Is Taylor Swift's Last Great American Dynasty Secretly About Herself?

NME calls Taylor Swift's "Last Great American Dynasty" "... a contender for the best Taylor Swift song ever written," with good reason. It's soft and sultry. It's nostalgic and time-bending. It's a tragic and bitter love story about a rebel woman whose husband dies of a heart attack. And it's a feminist anthem doing homage to suffragettes in flapper dresses. It's all of those things at once. 

The ballad is just under four minutes long. It manages in that span to transport us back to the world of 1920s flappers, women tearing up the yellow-wallpapered living rooms where they were kept as housewives and mothers. For that, they were called mad (via Norwegian Business School). 

Some in the Reddit-verse suspect the song may be about the Kennedys. Others suspect the Gatsby-esque story she weaves is about F. Scott and Zelda Fitzgerlad (via Reddit). There may be some truth to the latter theory. F. Scott and Zelda Fitzgerald were the epitome of 1920s partying. F. Scott died of a heart attack. Zelda, who the press painted as a wild child, would die later, tragically, in a fire in a psychiatric facility in North Carolina (via The Washington Post and NPR). 

But even if the "Last Great American Dynasty" is partially about the Fitzgeralds, it's mostly a direct telling of the life story of Rebekah West Harkness, a 1920s heiress who once lived in the Rhode Island mansion that Swift owns today (via The Washington Post).  

Who is Rebekah Harkness, the woman who used to live in Taylor Swift's house?

You're looking at the "Holiday House" that Taylor Swift refers to in "The Last Great American Dynasty." Swift bought the coastal mansion for $17 million in 2013, long after its former inhabitant, Rebekah Harkness, had passed away (via The New York Times). 

Most of the references that Swift makes in "The Last Great American Dynasty" are directly out of Harkness's autobiography. Like the woman in Swift's song, Harkness was from St. Louis. She was a divorcee when she married oil baron William Hale Harkness (aka Bill), who died of a heart attack. Incidentally, as Harkness herself told it, she married her first husband, Dickson Pierce, because she ”had nothing else to do."

As for the other references in Swift's song, including the "loud parties," the blowing "money on boys and ballet" and the "losing on card game bets with Dali"? Harkness, the founder of the Harkness Ballet, threw parties where swimming pools were filled with champagne complete with celebrity guests such as Howard Hughes and world-renowned yoga guru, B.K.S. Lyengar (via The Day). As for Salvador Dali? He, too, is rumored to have visited Rebekah Harkness. 

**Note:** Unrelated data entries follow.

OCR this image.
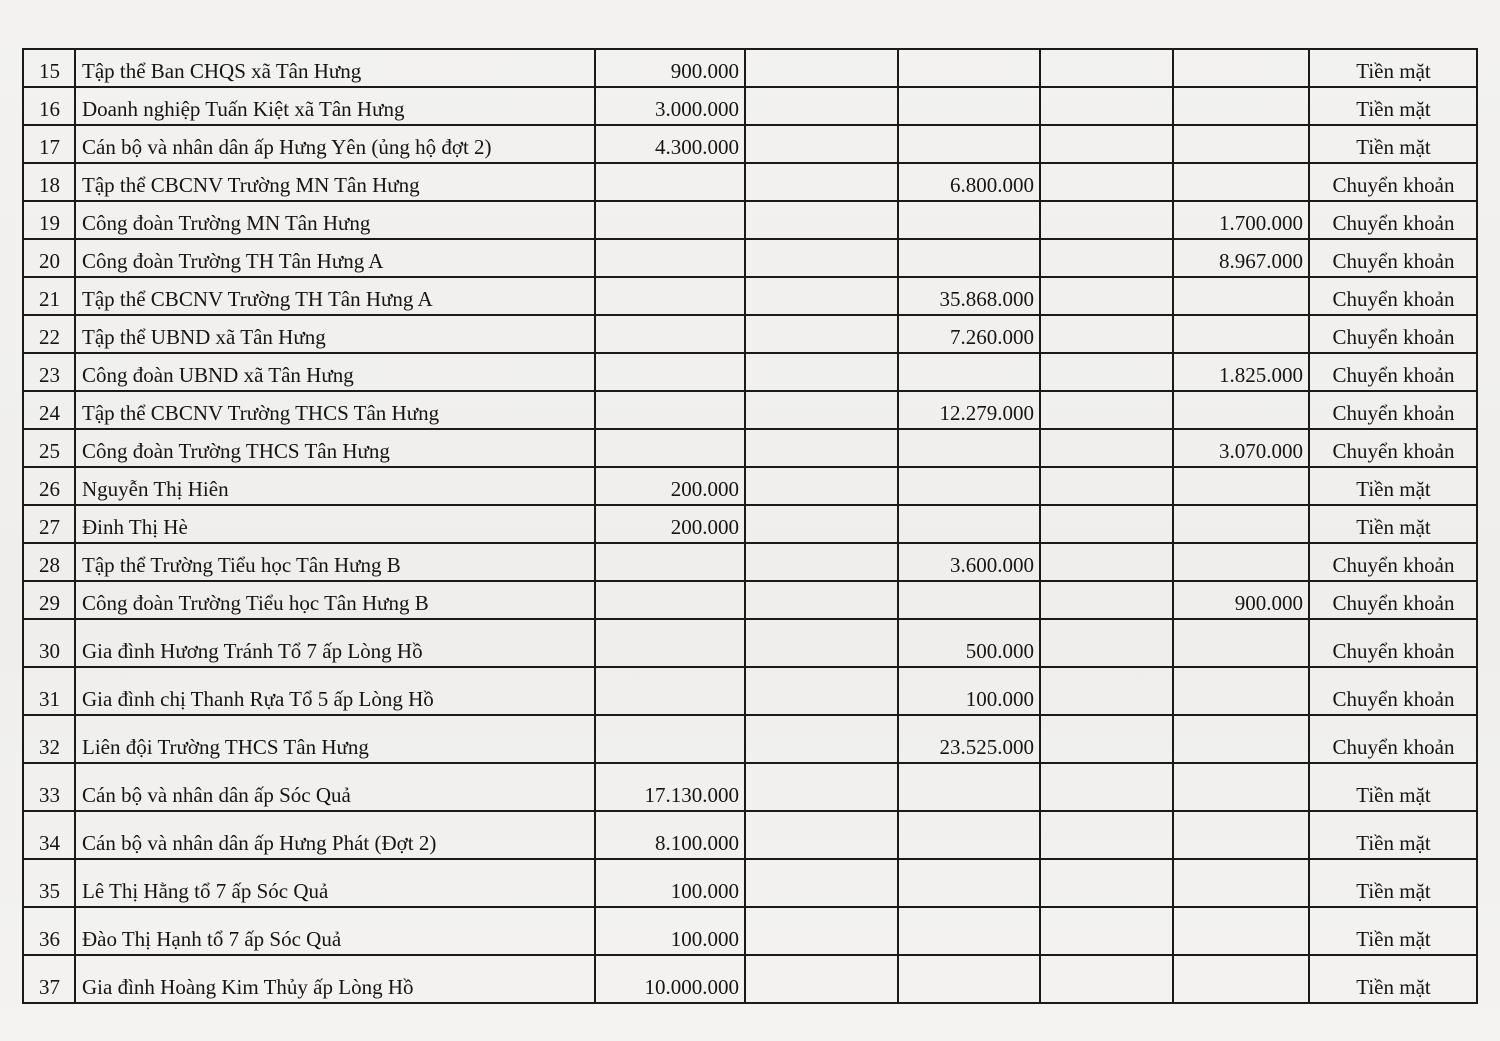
15	Tập thể Ban CHQS xã Tân Hưng	900.000					Tiền mặt
16	Doanh nghiệp Tuấn Kiệt xã Tân Hưng	3.000.000					Tiền mặt
17	Cán bộ và nhân dân ấp Hưng Yên (ủng hộ đợt 2)	4.300.000					Tiền mặt
18	Tập thể CBCNV Trường MN Tân Hưng			6.800.000			Chuyển khoản
19	Công đoàn Trường MN Tân Hưng					1.700.000	Chuyển khoản
20	Công đoàn Trường TH Tân Hưng A					8.967.000	Chuyển khoản
21	Tập thể CBCNV Trường TH Tân Hưng A			35.868.000			Chuyển khoản
22	Tập thể UBND xã Tân Hưng			7.260.000			Chuyển khoản
23	Công đoàn UBND xã Tân Hưng					1.825.000	Chuyển khoản
24	Tập thể CBCNV Trường THCS Tân Hưng			12.279.000			Chuyển khoản
25	Công đoàn Trường THCS Tân Hưng					3.070.000	Chuyển khoản
26	Nguyễn Thị Hiên	200.000					Tiền mặt
27	Đinh Thị Hè	200.000					Tiền mặt
28	Tập thể Trường Tiểu học Tân Hưng B			3.600.000			Chuyển khoản
29	Công đoàn Trường Tiểu học Tân Hưng B					900.000	Chuyển khoản
30	Gia đình Hương Tránh Tổ 7 ấp Lòng Hồ			500.000			Chuyển khoản
31	Gia đình chị Thanh Rựa Tổ 5 ấp Lòng Hồ			100.000			Chuyển khoản
32	Liên đội Trường THCS Tân Hưng			23.525.000			Chuyển khoản
33	Cán bộ và nhân dân ấp Sóc Quả	17.130.000					Tiền mặt
34	Cán bộ và nhân dân ấp Hưng Phát (Đợt 2)	8.100.000					Tiền mặt
35	Lê Thị Hằng tổ 7 ấp Sóc Quả	100.000					Tiền mặt
36	Đào Thị Hạnh tổ 7 ấp Sóc Quả	100.000					Tiền mặt
37	Gia đình Hoàng Kim Thủy ấp Lòng Hồ	10.000.000					Tiền mặt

The surprising parallels between Rebekah Harkness and Taylor Swift

"The Last Great American Dynasty" is definitely about Harkness. But is it also about Taylor Swift herself?

As some fans were quick to point out, the song's references to gossip and negative media coverage — "the most shameless woman this town has ever seen" —  could be direct references to Taylor Swift's own, well-documented good-girl, bad-girl, I-don't-care-what-the-media-thinks-about-me journey (via New Statesman). Then there are the parallels to the wild parties that Swift herself has thrown in the "Holiday House." Swift's Fourth of July parties, filled with "big name" guests, have been a media sensation since 2013 (via Cosmopolitan). 

Finally, as a columnist for The New Yorker, Rachel Syme, documented on Twitter, Swift's references Rebekah Harkness's group of friends, aka her "B**** Pack." But Harkness's "B**** Pack" was actually known in the press as the "B**** Squad." Do we really need to remind you that Swift, herself, has become infamous for her own "Squad," filled with celebrities like Selena Gomez, Gigi Hadid, Cara Delevingne, Lena Dunham and Emma Stone (via Insider)? 

Then, of course, comes the big reveal. Taylor Swift shifts to the first person at the end of her song: "I had a marvelous time ruining everything," she sings. And we'll remember her for it.